When I had a really bad cold this time last year, my mom asked, “Don’t you have any chicken stock?” Knowing the kind she meant, I said no. To which she promptly rejoindered, “Well tell Billy to go out and buy you a chicken to make stock with!”
What an inane and poorly prioritized conversation, you are likely thinking, but that’s because you don’t know my dad’s chicken stock. It’s magical. It heals. It soothes. It does your laundry.
Okay, it doesn’t do that, but I grew up on chicken noodle soup from this base and can’t tell you how many times it stalled an impending cold-and-flu cloud in its tracks, and indeed sent it packing to the next desk down. I also couldn’t figure out why my barley and rice didn’t taste as good in Iowa as at home, until I realized my dad doesn’t cook them in water, but chicken stock. The flavor’s insane. Insane rice? Yes. You must be catching on. Same goes with, you know, any number of recipes here or elsewhere that call for chicken broth. Make this; use it instead.
Not just for the joy of “Little House on the Prairie”-ing. My store bought, low-sodium chicken broth in the fridge counts among its ingredients yeast extract and cane juice. The mind boggles. This doesn’t belong in stock. And I buy the hippie kind. Make this; use it instead and be amazed.

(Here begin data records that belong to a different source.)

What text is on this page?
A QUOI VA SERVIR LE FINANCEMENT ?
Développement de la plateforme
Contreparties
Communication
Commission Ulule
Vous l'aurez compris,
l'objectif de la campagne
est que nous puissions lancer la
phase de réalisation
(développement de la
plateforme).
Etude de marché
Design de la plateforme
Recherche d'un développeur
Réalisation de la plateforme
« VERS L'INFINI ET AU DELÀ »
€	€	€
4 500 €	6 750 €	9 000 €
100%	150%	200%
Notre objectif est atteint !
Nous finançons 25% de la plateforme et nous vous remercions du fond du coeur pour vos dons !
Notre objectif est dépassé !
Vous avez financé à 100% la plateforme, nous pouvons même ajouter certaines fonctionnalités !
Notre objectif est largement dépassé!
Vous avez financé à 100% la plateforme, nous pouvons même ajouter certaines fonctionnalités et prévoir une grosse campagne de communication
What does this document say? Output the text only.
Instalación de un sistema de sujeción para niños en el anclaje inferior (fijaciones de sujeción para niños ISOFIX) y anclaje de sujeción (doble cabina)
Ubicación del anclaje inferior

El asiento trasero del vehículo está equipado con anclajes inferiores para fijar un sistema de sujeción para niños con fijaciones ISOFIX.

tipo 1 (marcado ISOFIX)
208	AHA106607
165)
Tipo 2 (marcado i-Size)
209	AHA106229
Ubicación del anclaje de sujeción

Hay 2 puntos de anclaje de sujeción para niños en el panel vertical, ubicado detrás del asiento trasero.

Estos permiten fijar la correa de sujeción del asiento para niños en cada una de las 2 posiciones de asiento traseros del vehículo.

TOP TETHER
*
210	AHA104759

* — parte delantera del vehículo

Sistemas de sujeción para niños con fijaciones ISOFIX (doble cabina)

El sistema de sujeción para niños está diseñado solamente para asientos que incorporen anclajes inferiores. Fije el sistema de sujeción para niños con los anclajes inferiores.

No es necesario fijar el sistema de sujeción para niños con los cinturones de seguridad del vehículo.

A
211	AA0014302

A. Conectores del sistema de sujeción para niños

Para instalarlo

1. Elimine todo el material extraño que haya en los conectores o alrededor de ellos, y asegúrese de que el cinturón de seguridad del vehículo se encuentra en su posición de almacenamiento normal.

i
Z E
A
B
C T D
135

This is a recipe in the barest sense of the word: add several handfuls of chopped this and that to a pot, cover with water, and cook for several hours. You can, of course, alter the herbs to taste, and no you don’t need an entire, perfect rotisserie-cooked chicken carcas. But for you measurement geeks:
- Leftover bones from one whole chicken
- One cup roughly chopped celery
- One cup roughly chopped carrots
- One onion, halved and stuck with 6 cloves
- A bunch of parsley
- A bunch of fresh thyme
- A couple bay leaves
- Salt and pepper to taste
Plop all the ingredients in a large pot and add enough water to cover. Bring to boil and reduce to simmer. Cook, covered, on low heat for around three hours. During the first half hour, hour, skim off any particles or fat that float to the surface. Cover and continue to cook two to three hours. Strain and refrigerate overnight. The next morning, skim off any more fat from the surface, and freeze until needed.